His eyes crinkle with affection.
“Because he’s short one leg.”
I look harder, and it’s true: The hound is missing his left hind leg, yet he runs alongside the truck like no one’s business.
“I found him as a stray, skinny as you and Jenessa, snapped up in a bear trap. Doc Samuels couldn’t save his leg, so it had to go. But he learned real fast how to make it work—see how he slides the one leg underneath him?”
I watch Shorty use his back leg like he was born that way, positioned under the center of his body, more than compensating for the lack.
“Smart critter,” I agree, my eyes on Jenessa, who leans in toward me when my father isn’t looking, her breath curling into my ear.
“My dog,” she whispers, too low for our father to hear. “Mine,” she adds, no changing her mind.

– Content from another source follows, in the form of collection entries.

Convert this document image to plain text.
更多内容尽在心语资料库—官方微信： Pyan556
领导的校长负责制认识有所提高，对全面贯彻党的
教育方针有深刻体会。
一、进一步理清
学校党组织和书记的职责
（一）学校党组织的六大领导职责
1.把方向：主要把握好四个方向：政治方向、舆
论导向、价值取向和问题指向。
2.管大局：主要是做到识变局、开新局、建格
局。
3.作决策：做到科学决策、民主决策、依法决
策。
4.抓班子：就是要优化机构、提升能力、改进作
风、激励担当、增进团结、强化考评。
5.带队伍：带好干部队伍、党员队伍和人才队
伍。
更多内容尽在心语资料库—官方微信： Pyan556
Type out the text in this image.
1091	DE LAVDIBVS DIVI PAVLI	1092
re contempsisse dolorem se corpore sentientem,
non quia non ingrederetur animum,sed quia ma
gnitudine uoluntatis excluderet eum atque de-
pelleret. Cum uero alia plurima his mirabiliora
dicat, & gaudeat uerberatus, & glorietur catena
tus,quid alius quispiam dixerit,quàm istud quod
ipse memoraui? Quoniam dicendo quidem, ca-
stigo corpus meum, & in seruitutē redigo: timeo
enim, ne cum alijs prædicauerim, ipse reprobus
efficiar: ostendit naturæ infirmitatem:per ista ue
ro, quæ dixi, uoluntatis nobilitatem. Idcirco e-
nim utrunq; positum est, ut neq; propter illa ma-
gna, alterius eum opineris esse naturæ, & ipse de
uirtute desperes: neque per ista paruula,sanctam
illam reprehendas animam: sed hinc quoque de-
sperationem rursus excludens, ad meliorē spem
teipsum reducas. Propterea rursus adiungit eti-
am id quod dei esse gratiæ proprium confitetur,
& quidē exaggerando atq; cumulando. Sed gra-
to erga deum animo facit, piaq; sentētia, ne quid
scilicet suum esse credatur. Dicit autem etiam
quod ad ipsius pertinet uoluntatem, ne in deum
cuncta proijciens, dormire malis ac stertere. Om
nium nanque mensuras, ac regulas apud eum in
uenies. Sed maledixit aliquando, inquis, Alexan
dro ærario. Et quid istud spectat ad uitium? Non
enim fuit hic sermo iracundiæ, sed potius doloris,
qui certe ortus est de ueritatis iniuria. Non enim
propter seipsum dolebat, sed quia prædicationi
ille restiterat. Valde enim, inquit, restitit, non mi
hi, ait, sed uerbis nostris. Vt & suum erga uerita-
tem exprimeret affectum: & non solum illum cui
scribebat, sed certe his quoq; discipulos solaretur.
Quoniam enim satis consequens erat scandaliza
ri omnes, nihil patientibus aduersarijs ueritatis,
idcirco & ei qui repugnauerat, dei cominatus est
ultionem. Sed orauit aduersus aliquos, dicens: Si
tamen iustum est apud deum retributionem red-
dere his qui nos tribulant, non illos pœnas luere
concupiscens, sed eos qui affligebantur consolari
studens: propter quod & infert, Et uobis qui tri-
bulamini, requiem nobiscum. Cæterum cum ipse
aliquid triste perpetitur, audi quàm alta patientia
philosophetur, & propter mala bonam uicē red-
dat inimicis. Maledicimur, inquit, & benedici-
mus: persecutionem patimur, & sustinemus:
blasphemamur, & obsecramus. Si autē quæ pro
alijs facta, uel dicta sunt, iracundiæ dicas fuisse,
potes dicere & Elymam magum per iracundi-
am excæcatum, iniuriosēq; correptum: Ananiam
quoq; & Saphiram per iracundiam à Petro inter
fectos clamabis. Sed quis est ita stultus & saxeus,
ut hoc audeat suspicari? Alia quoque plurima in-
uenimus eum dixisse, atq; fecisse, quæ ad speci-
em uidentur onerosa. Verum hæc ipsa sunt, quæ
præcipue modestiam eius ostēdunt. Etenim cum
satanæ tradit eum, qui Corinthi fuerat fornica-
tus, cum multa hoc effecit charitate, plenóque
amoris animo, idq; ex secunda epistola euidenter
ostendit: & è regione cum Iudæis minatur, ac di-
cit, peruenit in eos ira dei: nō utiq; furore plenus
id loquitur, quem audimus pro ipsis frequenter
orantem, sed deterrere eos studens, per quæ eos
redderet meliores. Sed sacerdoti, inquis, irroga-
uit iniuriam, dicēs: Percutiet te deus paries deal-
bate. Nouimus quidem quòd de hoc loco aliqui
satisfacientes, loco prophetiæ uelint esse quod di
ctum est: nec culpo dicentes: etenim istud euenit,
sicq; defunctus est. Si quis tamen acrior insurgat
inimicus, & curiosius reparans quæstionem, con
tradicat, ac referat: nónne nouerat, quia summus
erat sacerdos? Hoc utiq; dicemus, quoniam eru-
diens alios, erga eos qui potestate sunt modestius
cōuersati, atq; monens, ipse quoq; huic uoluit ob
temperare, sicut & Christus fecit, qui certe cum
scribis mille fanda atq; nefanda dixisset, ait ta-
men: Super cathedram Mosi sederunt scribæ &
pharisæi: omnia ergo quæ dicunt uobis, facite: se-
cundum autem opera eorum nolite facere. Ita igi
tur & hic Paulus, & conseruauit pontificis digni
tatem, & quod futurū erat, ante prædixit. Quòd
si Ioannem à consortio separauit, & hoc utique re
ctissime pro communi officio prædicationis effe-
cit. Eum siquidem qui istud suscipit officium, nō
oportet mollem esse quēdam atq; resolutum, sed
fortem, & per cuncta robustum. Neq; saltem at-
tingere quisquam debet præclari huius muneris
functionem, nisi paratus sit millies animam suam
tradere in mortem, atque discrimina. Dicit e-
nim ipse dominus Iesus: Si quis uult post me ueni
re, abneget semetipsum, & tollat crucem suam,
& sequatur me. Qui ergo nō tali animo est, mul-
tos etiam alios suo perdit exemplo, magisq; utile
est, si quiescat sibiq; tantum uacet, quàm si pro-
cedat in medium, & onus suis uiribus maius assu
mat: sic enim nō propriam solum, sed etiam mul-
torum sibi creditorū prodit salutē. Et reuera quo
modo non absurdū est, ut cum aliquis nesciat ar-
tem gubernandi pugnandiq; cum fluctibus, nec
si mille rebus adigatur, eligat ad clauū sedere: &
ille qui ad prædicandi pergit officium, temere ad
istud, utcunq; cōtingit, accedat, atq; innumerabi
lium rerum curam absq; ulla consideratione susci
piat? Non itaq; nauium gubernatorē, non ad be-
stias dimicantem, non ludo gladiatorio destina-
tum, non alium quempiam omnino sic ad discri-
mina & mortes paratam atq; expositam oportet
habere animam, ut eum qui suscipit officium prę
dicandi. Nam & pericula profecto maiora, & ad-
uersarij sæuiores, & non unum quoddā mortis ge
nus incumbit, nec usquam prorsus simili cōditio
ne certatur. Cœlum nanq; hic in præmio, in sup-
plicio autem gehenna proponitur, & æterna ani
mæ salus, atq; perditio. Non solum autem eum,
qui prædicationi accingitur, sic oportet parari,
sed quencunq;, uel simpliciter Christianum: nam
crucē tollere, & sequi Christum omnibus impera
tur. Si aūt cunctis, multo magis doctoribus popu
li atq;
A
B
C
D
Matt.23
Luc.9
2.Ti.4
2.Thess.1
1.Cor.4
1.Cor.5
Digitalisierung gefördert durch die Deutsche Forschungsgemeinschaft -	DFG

I squeeze her tight and smile into her hair, the bubble moment lasting all of about two seconds before the weathered farmhouse rushes into view, larger than any house I’ve ever seen, clad in a cheerful coat of yellow paint. There’s a porch that wraps around the house and lots of rocking chairs, but that’s not what causes my jaw to drop.
On the stairs is a pretty woman in an apron, her raven hair woven into a braid that snakes over her shoulder and hangs clear down to her elbow. Next to her is a girl, face dark as a thunderstorm, arms crossed over her chest, her mind made up, like Jenessa with Shorty.
Nessa’s eyes are wide enough to pop out.
“Maybe I should’ve said something sooner, but I didn’t want to scare you girls. That’s my wife, Melissa, and her daughter—my stepdaughter— Delaney.”
Jenessa and I look at each other and then go back to staring at the strange figures. I can’t even pray to Saint Joseph, because I have no idea what to say, or what good a saint of beans could do for us now. My throat feels clogged with a bean the size of a baseball. My father opens the door and jumps to the ground, stretching his legs after all those hours crammed in with us.
This is a fine wrinkle all right. Jenessa turns to me, her eyes full of question marks. I shrug; even I know I’m out of my league. The keening ache washes over me again like creek water soothing a stone, and that fast, I’m pining for the crunch of leaves beneath my feet, the smoky campfire, the world I know with my eyes tight shut, and even the beans.
5
I make a big deal out of smoothing down Nessa’s dress, then comb her curls with my fingers. Steady now. I draw myself up taller. The girl’s eyes bore through the windshield like lasers.
I know, as I’ve always known, that I’m Ness’s filter. She’ll take my lead on things, mimicking my reactions, comfortable when I’m comfortable, confident when I’m confident. That’s what little kids do when they trust people.
I remember those large eyes staring up at me when she was just over a year old. I was feeding her a bottle, more water than formula. Mama had been gone over three weeks at the time, but Ness hadn’t minded because she had me. It’d felt like she was my baby, my arms a love-worn hammock rocking her endlessly, while she cooed and shined as if I were Saint Joseph, himself.
If I’m okay, she’s okay. It’s the same thing I have to do now.
“Are you ready?”
Ness nods, sopping up confidence as if through osmosis. (And yes, I know what osmosis is. I’d devoured the eleventh-grade science books Mama brought back like osmosis, itself.)
I jump out first, then catch Nessa under the arms and swing her to the gravel. She takes my hand, damp with sweat, which stops her cold. She checks my face.